O acordo irá incluir ainda uma declaração de falência que transformará a farmacêutica num “fundo de beneficio público”, activo pelos próximos dez anos – o que fará com que os lucros da venda do stock da empresa sejam doados aos queixosos, escreve o mesmo jornal. A empresa também se comprometeu a oferecer tratamentos contra a dependência, como a buprenorfina ou naxolona, no valor de quatro mil milhões de dólares (três mil milhões de euros).

Contactada pelo The Guardian, a porta-voz da Purdue Pharma disse que a empresa se preparava “para se defender vigorosamente no litigio sobre opióides”, mas que via “pouco benefício” em perder anos em recursos. “As pessoas e as comunidades afectadas pela crise dos opióides precisam de ajuda agora”, acrescenta. A empresa está “a trabalhar activamente” com a justiça e com os queixosos para “chegar a este fim”.

A confirmar-se o entendimento, a Purdue Pharma será a primeira de uma série de empresas farmacêuticas norte-americanas em litígio por causa da epidemia dos opióides a fechar um acordo a nível federal (já este ano, a mesma Purdue aceitou pagar 270 milhões de dólares e a Teva pagou 85 milhões de dólares para não irem a tribunal num processo que diz respeito apenas ao estado do Oklahoma).

Esta notícia surge um dia depois de um tribunal do Oklahoma ter condenado a rival Johnson & Johnson a pagar 572 milhões de dólares (516 milhões de euros) pelo seu papel na epidemia de opióides naquele estado, que matou seis mil pessoas nos últimos 20 anos.
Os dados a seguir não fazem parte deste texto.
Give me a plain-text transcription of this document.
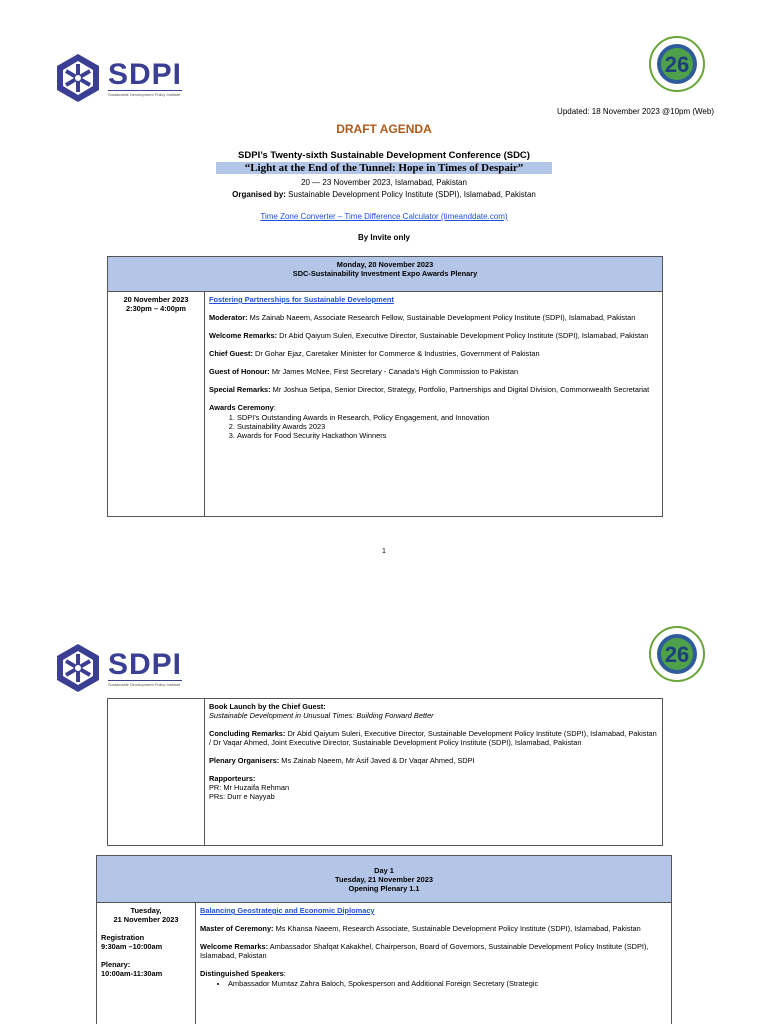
SDPI
Sustainable Development Policy Institute
26
Updated: 18 November 2023 @10pm (Web)
DRAFT AGENDA
SDPI’s Twenty-sixth Sustainable Development Conference (SDC)
“Light at the End of the Tunnel: Hope in Times of Despair”
20 — 23 November 2023, Islamabad, Pakistan
Organised by: Sustainable Development Policy Institute (SDPI), Islamabad, Pakistan
Time Zone Converter – Time Difference Calculator (timeanddate.com)
By Invite only
Monday, 20 November 2023
SDC-Sustainability Investment Expo Awards Plenary

20 November 2023
2:30pm – 4:00pm

Fostering Partnerships for Sustainable Development
Moderator: Ms Zainab Naeem, Associate Research Fellow, Sustainable Development Policy Institute (SDPI), Islamabad, Pakistan
Welcome Remarks: Dr Abid Qaiyum Suleri, Executive Director, Sustainable Development Policy Institute (SDPI), Islamabad, Pakistan
Chief Guest: Dr Gohar Ejaz, Caretaker Minister for Commerce & Industries, Government of Pakistan
Guest of Honour: Mr James McNee, First Secretary - Canada’s High Commission to Pakistan
Special Remarks: Mr Joshua Setipa, Senior Director, Strategy, Portfolio, Partnerships and Digital Division, Commonwealth Secretariat
Awards Ceremony:
1. SDPI’s Outstanding Awards in Research, Policy Engagement, and Innovation
2. Sustainability Awards 2023
3. Awards for Food Security Hackathon Winners
1
SDPI
Sustainable Development Policy Institute
26

Book Launch by the Chief Guest:
Sustainable Development in Unusual Times: Building Forward Better
Concluding Remarks: Dr Abid Qaiyum Suleri, Executive Director, Sustainable Development Policy Institute (SDPI), Islamabad, Pakistan / Dr Vaqar Ahmed, Joint Executive Director, Sustainable Development Policy Institute (SDPI), Islamabad, Pakistan
Plenary Organisers: Ms Zainab Naeem, Mr Asif Javed & Dr Vaqar Ahmed, SDPI
Rapporteurs:
PR: Mr Huzaifa Rehman
PRs: Durr e Nayyab
Day 1
Tuesday, 21 November 2023
Opening Plenary 1.1

Tuesday,
21 November 2023
Registration
9:30am –10:00am
Plenary:
10:00am-11:30am

Balancing Geostrategic and Economic Diplomacy
Master of Ceremony: Ms Khansa Naeem, Research Associate, Sustainable Development Policy Institute (SDPI), Islamabad, Pakistan
Welcome Remarks: Ambassador Shafqat Kakakhel, Chairperson, Board of Governors, Sustainable Development Policy Institute (SDPI), Islamabad, Pakistan
Distinguished Speakers:
• Ambassador Mumtaz Zahra Baloch, Spokesperson and Additional Foreign Secretary (Strategic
Esta condenação foi entendida como um aviso sério para toda a indústria farmacêutica norte-americana, uma vez que foi a primeira condenação em tribunal de uma empresa da área relacionada com a epidemia de opióides​​ nos EUA. A gigante norte-americana foi acusada de ser uma das responsáveis pela crise e pelas mortes resultantes, no estado do Oklahoma, pela toma excessiva de opióides analgésicos como a oxicodona ou a hidrocodona, e a posterior dependência de heroína. O tribunal deu como provada a acusação de que a Johnson & Johnson desvalorizou de forma intencional os riscos dos analgésicos e exagerou as vantagens do seu uso prolongado.